Landau-Zener-Stückelberg-Majorana Interferometry

Sigmund Kohler
Instituto de Ciencia de Materiales de Madrid, CSIC, 28049 Madrid, Spain

Dienstag, den 24. 10.2023 um 11:00 Uhr
Seminarraum R001 des LNQE-Forschungsbaus (Gebäude 3430), Schneiderberg 39, 30167 Hannover

Eingeladen von Prof. Rolf Haug (Festkörperphysik)

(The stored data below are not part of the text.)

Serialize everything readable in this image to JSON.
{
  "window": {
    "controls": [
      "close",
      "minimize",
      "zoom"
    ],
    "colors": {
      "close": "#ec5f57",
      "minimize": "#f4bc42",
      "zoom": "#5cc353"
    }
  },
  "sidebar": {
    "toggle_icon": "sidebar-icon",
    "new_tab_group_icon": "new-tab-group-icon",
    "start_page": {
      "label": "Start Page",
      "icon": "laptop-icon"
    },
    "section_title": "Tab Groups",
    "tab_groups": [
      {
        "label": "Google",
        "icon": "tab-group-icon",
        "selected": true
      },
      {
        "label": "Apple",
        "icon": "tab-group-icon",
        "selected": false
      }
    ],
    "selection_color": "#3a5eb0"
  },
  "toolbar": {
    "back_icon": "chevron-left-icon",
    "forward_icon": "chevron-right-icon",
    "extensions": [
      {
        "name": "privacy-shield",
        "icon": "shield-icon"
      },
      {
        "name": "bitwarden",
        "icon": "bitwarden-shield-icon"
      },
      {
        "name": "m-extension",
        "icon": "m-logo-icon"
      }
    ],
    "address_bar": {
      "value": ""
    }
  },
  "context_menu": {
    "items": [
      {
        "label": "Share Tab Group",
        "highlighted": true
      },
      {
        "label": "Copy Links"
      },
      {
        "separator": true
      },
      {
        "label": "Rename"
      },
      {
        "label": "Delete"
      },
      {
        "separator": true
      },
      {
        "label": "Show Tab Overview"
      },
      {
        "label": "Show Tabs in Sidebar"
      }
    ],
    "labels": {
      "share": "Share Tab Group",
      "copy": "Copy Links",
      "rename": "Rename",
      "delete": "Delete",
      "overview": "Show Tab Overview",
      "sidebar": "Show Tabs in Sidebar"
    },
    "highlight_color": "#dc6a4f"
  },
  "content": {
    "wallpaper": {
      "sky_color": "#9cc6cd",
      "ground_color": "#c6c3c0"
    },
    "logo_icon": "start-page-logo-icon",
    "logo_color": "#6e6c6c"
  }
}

Landau-Zener-Stückelberg-Majorana (LZSM) interferometry refers to the equivalent of a Mach-Zehnder interferometer in the energy-time domain, where avoided crossings in the adiabatic spectrum of a few-level system act as beam splitters. The resulting interference patterns can be observed in almost any observable. To this end, recent experiments employed strongly driven double quantum dots (DQDs) coupled to either biased electron reservoirs or superconducting cavities. Accordingly, interference patterns can be seen in the time-averaged current and the cavity transmission. A theory for the cavity transmission based on non-equilibrium linear response theory describes the signal in terms of a phase-averaged susceptibility of the DQD [1]. It not only reproduces the measured patterns, but also provides a resonance condition that includes the cavity frequency. Theory also predicts an interplay between the cavity response and the population of Floquet states, which eventually provides a way to measure this population. Specifically, gaps in the interference fringes indicate the depletion which has been measured in GaAs double quantum dots [2]. Strong DQD-cavity coupling or the presence of various DQDs may require a treatment beyond linear response in the DQD-cavity coupling. This becomes evident by the prediction of unphysical transmissions larger than unity. For this case, a modified theory based on a susceptibility
of the full cavity-DQD compound has been proposed [3], which provides a faithful description in good agreement with experiments.

[1] S. Kohler, Phys. Rev. A 98, 023849 (2018).
[2] M.-B. Chen et al., Phys. Rev. B 103, 205428 (2021).
[3] S.-S. Gu et al., Phys. Rev. Lett. 130, 233602 (2023).